Was the root ball planted too shallow initially? After twenty years, who knows?  If the tree has only recently developed this suckering habit, it's hard to attribute that back to its planting all that time ago. Even so, what are you going to do about it now? 

We most definitely do NOT recommend putting more soil around the tree roots or putting down retaining walls on the roots. The addition of that much soil over the roots is going to stress the tree. You might try about 2" of shredded bark mulch, which will still permit the tree roots to "breathe," but also shade out the emerging suckers. The majority of tree roots are in the upper 6 to 12" of the soil. And they spread out far beyond the dripline of the tree itself.
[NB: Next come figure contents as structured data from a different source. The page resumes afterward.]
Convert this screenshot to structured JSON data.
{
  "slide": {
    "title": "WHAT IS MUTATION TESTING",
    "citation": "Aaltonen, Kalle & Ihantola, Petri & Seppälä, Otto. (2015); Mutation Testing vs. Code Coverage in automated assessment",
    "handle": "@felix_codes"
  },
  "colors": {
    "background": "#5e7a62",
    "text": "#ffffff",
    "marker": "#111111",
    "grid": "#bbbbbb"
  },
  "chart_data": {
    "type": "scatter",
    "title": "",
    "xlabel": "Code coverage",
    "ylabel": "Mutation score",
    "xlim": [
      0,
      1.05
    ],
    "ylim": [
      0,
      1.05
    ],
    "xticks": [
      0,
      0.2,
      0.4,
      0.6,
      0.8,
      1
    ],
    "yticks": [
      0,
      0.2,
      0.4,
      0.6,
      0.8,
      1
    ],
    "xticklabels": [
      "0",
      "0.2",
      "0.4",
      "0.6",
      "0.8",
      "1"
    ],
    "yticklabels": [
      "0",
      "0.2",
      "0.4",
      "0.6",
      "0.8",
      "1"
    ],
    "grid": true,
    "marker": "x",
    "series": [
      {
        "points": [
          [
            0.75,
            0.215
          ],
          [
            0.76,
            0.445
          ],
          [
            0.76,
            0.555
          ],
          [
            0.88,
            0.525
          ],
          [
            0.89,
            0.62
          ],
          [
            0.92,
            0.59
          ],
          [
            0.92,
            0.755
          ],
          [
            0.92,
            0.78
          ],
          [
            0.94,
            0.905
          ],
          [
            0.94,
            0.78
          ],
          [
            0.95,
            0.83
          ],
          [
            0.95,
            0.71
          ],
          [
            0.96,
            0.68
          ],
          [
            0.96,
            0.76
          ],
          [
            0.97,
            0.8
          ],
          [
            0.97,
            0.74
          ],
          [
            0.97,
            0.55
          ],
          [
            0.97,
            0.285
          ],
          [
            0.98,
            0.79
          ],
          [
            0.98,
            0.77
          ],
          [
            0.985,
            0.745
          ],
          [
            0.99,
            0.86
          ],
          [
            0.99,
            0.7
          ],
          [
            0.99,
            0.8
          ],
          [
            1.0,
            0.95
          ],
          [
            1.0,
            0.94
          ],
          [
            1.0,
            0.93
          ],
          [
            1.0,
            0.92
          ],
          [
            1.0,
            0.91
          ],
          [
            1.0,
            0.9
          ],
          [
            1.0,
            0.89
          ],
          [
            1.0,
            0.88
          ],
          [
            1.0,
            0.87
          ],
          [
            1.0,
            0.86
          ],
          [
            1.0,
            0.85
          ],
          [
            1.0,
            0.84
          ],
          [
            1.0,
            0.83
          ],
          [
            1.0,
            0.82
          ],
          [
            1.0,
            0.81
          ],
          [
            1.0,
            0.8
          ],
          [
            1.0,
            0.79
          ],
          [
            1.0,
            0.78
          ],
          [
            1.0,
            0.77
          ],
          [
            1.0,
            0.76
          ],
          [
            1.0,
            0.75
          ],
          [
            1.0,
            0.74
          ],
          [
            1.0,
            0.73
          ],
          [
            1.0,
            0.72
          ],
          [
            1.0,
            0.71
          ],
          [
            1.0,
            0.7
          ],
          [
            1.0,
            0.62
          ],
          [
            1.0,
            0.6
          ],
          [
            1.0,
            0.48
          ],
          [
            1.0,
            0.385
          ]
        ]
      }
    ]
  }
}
The roots are responsible for obtaining nutrients and water from the soil, and any kind of barrier over those roots is going to cause trouble. In the first place, those roots are pretty strong, and capable of cracking sidewalks, foundations and ring benches, still in their quest for water and nutrients. In the second place, oaks do have some allelopathic ability, which means they secrete substances to discourage plants from growing beneath them (and trying to share the above-mentioned water and nutrients), as well as creating too much shade for most flowering plants to prosper. 

So, the best we can tell you is keep nipping off those sprouts, or mowing them, mulch lightly to discourage them but not discourage the tree, and don't try to plant any flowering perennials beneath the trees.